In December of 2016, they bought Medical Mutual's Ohio Heath Plan through the Affordable Care Act exchange because their doctors were on it.

"So we signed up and it's not a cheap plan. It's gonna end up, by the time we pay deductibles and our monthly, it's around $22,000 a year out of pocket," said LIsa.

In January of 2017, Paige developed health issues that needed testing at Nationwide Children's Hospital.

"And I, to my alarm, found out that no longer were any of the pediatric specialists or Children's Hospital covered," said Lisa. "And that is pretty much when I pulled the fire alarm because we bought a family plan with the understanding that we would have options for our family."

Lisa contacted Six On Your Side. She also posted about it on Facebook, and quickly realized other families were experiencing the same problem.

"My Facebook just blew up. People sharing their stories," she said.

Lisa believes Medical Mutual of Ohio changed the plan between the time she bought it and the time she needed it.

"And I think the part I was most frustrated by is that I felt like I bought a really good product and then when in January, when I tried to use that product, it was a profoundly different product than what I purchased," she said.

Six On Your Side reached out to Medical Mutual and they arranged a conference call with two of their top executives. Kathy Golovan is Chief Health Officer and Executive Vice President for Medical Mutual of Ohio. And Dr. Tere Koenig is Executive Vice President and Chief Medical Officer.

While they deny Lisa's plan changed, they admit certain "blips" in Lisa's customer service. However, they insist the Riegels got just what she paid for - an inexpensive H-M-O providing just basic pediatric care.

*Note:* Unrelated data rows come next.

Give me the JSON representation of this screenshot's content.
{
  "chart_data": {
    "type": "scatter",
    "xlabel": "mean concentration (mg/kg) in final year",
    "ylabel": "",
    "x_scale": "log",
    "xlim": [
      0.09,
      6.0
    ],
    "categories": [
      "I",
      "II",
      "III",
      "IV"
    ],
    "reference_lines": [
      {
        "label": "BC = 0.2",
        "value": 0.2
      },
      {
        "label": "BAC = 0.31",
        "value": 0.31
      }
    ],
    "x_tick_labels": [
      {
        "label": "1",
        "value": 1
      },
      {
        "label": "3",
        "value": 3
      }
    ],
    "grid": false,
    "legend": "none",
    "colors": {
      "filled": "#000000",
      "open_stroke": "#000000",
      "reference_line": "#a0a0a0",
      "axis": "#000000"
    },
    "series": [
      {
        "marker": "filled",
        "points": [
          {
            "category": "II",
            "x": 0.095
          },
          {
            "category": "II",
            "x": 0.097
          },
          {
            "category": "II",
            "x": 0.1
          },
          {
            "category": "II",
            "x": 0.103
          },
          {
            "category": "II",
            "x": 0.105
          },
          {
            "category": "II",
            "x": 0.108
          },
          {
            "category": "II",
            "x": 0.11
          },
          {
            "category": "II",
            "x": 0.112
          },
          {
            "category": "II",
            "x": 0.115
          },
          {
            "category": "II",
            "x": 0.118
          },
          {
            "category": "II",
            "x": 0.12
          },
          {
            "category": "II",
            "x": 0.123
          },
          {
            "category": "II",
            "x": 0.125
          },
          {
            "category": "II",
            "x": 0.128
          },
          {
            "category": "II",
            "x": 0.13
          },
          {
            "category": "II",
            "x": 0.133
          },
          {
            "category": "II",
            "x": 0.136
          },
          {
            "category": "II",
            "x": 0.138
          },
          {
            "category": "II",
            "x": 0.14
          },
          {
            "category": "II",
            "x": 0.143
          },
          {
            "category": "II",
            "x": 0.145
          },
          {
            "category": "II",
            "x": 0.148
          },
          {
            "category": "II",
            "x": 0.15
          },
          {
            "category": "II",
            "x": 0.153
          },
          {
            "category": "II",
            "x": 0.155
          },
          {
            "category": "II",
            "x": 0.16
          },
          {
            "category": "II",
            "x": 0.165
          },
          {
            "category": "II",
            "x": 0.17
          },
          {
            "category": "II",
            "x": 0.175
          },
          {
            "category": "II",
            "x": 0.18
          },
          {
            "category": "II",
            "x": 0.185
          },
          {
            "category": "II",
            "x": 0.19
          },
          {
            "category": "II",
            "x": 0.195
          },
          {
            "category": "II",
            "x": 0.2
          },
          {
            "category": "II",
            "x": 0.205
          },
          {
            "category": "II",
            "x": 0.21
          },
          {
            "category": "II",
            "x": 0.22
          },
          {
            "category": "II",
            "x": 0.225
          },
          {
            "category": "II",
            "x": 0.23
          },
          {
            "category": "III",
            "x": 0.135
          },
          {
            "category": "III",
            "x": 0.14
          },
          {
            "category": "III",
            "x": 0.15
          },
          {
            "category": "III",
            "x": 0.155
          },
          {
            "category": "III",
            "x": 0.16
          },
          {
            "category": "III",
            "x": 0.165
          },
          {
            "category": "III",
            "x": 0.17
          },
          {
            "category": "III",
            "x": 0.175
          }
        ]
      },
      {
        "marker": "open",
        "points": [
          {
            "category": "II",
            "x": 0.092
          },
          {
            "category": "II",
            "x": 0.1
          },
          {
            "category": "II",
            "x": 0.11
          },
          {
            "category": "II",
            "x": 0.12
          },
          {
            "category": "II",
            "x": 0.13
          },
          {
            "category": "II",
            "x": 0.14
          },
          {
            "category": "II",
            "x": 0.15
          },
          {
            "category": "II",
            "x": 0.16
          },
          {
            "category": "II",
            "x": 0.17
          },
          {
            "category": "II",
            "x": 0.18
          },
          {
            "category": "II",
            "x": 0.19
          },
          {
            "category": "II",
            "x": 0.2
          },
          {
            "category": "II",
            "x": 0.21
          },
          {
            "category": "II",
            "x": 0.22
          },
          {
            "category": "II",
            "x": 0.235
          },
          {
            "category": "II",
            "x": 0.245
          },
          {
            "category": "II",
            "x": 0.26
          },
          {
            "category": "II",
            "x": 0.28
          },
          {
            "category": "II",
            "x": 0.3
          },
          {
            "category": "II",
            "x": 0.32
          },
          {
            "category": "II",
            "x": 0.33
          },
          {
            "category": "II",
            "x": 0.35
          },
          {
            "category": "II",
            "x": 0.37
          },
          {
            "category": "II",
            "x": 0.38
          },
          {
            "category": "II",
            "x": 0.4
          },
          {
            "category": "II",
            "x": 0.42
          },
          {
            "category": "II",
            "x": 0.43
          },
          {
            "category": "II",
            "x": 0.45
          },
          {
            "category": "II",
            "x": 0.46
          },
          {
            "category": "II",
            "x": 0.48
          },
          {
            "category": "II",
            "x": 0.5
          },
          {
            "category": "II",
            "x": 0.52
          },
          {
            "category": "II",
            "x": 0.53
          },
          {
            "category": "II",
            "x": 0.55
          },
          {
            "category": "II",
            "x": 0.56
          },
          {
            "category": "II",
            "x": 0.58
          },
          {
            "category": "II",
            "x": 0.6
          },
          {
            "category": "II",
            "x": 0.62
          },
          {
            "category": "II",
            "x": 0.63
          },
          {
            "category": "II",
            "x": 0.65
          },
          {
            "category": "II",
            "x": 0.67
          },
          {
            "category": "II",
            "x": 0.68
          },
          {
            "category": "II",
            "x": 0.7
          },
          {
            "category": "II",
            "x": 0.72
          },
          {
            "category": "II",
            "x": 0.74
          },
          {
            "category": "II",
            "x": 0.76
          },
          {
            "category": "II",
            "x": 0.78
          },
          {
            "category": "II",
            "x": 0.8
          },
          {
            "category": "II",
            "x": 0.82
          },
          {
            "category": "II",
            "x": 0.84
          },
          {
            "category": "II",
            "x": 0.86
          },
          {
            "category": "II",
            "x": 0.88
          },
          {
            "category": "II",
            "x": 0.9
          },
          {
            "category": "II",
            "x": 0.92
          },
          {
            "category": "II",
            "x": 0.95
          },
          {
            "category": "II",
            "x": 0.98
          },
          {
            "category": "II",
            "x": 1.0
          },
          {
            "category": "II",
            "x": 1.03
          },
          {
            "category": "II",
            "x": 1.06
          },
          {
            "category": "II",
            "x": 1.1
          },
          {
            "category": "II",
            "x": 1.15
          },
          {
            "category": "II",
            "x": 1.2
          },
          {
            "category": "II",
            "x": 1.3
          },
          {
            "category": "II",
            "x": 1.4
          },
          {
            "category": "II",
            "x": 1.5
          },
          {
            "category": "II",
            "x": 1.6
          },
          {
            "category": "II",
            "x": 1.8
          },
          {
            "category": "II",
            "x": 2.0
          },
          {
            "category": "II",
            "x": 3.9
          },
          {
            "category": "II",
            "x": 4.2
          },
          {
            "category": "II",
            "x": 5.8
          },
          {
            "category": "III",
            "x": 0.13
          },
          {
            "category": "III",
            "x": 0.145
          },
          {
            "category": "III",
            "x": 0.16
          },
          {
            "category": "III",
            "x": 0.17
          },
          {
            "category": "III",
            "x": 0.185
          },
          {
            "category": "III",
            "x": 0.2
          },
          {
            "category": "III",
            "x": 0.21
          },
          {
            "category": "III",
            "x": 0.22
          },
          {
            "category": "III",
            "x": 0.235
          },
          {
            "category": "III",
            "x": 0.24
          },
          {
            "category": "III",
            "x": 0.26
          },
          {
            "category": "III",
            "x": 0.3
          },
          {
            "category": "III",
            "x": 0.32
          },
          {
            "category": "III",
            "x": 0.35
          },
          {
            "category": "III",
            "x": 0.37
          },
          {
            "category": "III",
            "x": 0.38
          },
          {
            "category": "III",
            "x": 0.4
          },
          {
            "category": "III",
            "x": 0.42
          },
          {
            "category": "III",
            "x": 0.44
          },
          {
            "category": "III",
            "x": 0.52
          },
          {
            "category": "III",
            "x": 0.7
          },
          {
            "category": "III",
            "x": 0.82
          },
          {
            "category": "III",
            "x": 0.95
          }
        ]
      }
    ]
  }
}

"If you want Children's Hospital in your network then you're going to have to have a much richer-costing plan and I think that's what people have to decide when they do their research," said Dr. Koenig.

Medical Mutual eventually agreed the care Paige needs is medically necessary, so it granted a waiver allowing her to be seen by specialists at Nationwide Children's.

Lisa's grateful but believes an insurance plan marketed for a "family" should cover the "family" wherever they go.

"Had I known from the get-go that the plan only included adult facilities, I would not have signed up for it because my kids are still kids," she said.

Insurance companies offer waivers if a specialist or hospital is not on their list but the care required is considered medically-necessary. But experts say the bottom line is to really research the plans, and if you use a broker like the Riegels did, you need to carefully double-check their work.